In a recent Google Search Central video, Gary Illyes, a prominent figure at Google, shed light on how Google chooses canonical web pages and why duplicate pages can actually be beneficial for SEO.

In this post, we’re going to discuss all that and more so you can understand how canonical web pages are chosen by Google and why duplicate pages aren’t always bad.

More specifically, this blog post dives into: 

  • Illyes' insights, 
  • Exploring the concept of canonicals, 
  • The various reasons behind duplicate pages on websites, and 
  • The signals Google uses for selection.

Understanding canonical pages

The term "canonical" can have different meanings depending on your perspective. 

Publishers typically view it as the "original" web page, while SEOs focus on the "strongest" version for ranking purposes. However, Google's approach to canonicals is quite different.

According to Google's official documentation, "canonicalization" refers to the process of selecting a preferred version among duplicate pages. This is often done to avoid duplicate content issues that can dilute ranking power.

5 common reasons why a website may have duplicate pages


There are several reasons why websites might have duplicate pages, as Illyes highlights:

  • Regional Variants: Content targeted at specific regions, for example, a web page showcasing services for the USA and another for the UK, both in English but with regional variations.
  • Device Variants: Separate versions of a page optimized for mobile and desktop browsing experiences.
  • Protocol Variants: Both HTTP and HTTPS versions of a website.
  • Site Functions: Pages generated through sorting or filtering functions on a category page.
  • Accidental Variants: Unintended duplicate content, such as a demo version of the site mistakenly accessible to search engines.

We should highlight here that a website should try its best to keep duplicate contents at its minimum. While there are valid exceptional cases where duplicates might be okay, in most other cases a single canonical source is often better.

For instance, normally a website should not have two variations for HTTP and HTTPS versions of a website. In that case, it is recommended to redirect the HTTP version to the HTTPS version.

Now that we have made that disclaimer, let’s move on.

Signals for choosing canonicals

Illyes emphasizes that Google uses a set of signals to determine the canonical page from a group of duplicates.

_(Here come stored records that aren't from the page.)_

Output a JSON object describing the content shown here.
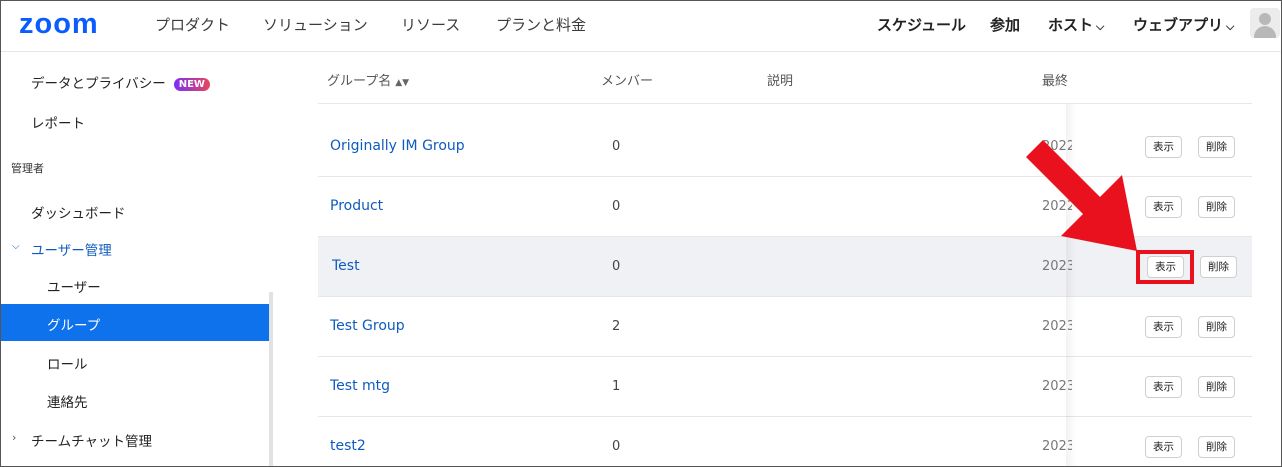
{
  "topnav": {
    "logo": "zoom",
    "items": [
      "プロダクト",
      "ソリューション",
      "リソース",
      "プランと料金"
    ],
    "right_items": [
      "スケジュール",
      "参加",
      "ホスト",
      "ウェブアプリ"
    ]
  },
  "sidebar": {
    "data_privacy": "データとプライバシー",
    "new_badge": "NEW",
    "reports": "レポート",
    "admin_section": "管理者",
    "dashboard": "ダッシュボード",
    "user_mgmt": "ユーザー管理",
    "users": "ユーザー",
    "groups": "グループ",
    "roles": "ロール",
    "contacts": "連絡先",
    "team_chat": "チームチャット管理"
  },
  "table": {
    "headers": {
      "name": "グループ名",
      "members": "メンバー",
      "description": "説明",
      "last": "最終"
    },
    "rows": [
      {
        "name": "Originally IM Group",
        "members": "0",
        "date": "2022",
        "view": "表示",
        "delete": "削除"
      },
      {
        "name": "Product",
        "members": "0",
        "date": "2022",
        "view": "表示",
        "delete": "削除"
      },
      {
        "name": "Test",
        "members": "0",
        "date": "2023",
        "view": "表示",
        "delete": "削除"
      },
      {
        "name": "Test Group",
        "members": "2",
        "date": "2023",
        "view": "表示",
        "delete": "削除"
      },
      {
        "name": "Test mtg",
        "members": "1",
        "date": "2023",
        "view": "表示",
        "delete": "削除"
      },
      {
        "name": "test2",
        "members": "0",
        "date": "2023",
        "view": "表示",
        "delete": "削除"
      }
    ]
  },
  "colors": {
    "brand": "#0b5cff",
    "active_bg": "#0e72ed",
    "link": "#0e5bbf",
    "annotation": "#e8111d"
  },
  "icons": [
    "sort-icon",
    "chevron-down-icon",
    "chevron-right-icon",
    "avatar-icon",
    "annotation-arrow"
  ]
}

"Google determines if the page is a duplicate of another already known page and which version should be kept in the index, the canonical version," explains Illyes."But in this context, the canonical version is the page from a group of duplicate pages that best represents the group according to the signals we've collected about each version."

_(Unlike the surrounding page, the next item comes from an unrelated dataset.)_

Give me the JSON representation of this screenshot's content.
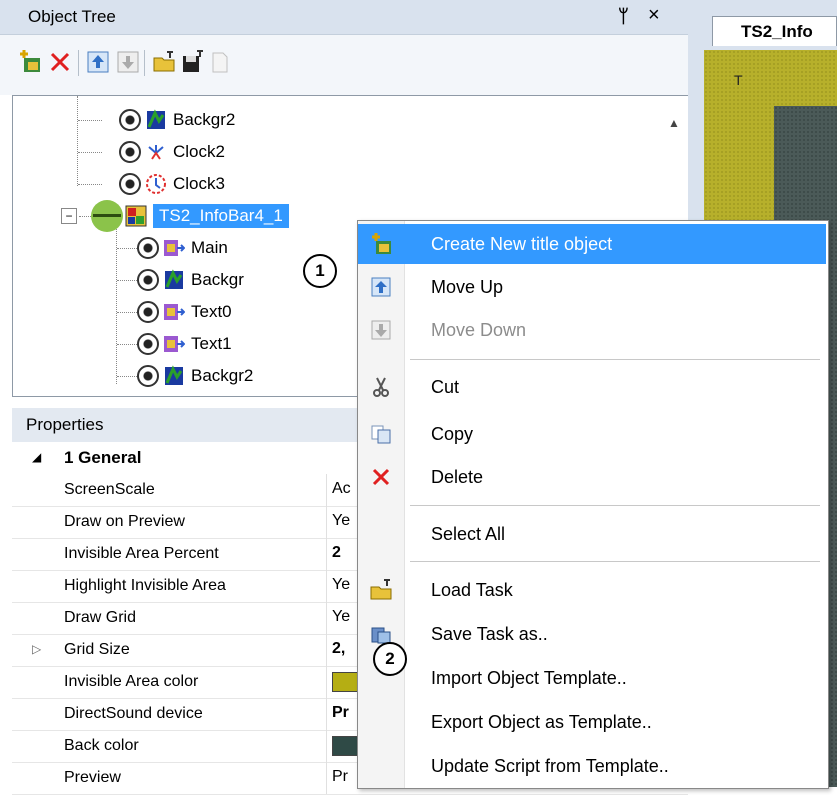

Here, Illyes introduces the concept of "duplicate clustering." 

Google groups similar content together, and then analyzes various signals to select the most representative page within the cluster as the canonical. These signals, according to Illyes, are pieces of information Google gathers about web pages to understand their relevance and importance.

Some signals are readily controllable by the website owner, such as the rel=canonical link attribute, which hints at Google's preference for a specific version.

Other signals, like the overall importance of a page within the web ecosystem, are beyond the publisher's control.

Alternate versions of web pages

Interestingly, Illyes highlights the concept of "alternate versions" within a duplicate cluster. Google might choose an alternate version for search results when it's a better fit for a specific user query. This is particularly relevant for local business websites or eCommerce stores.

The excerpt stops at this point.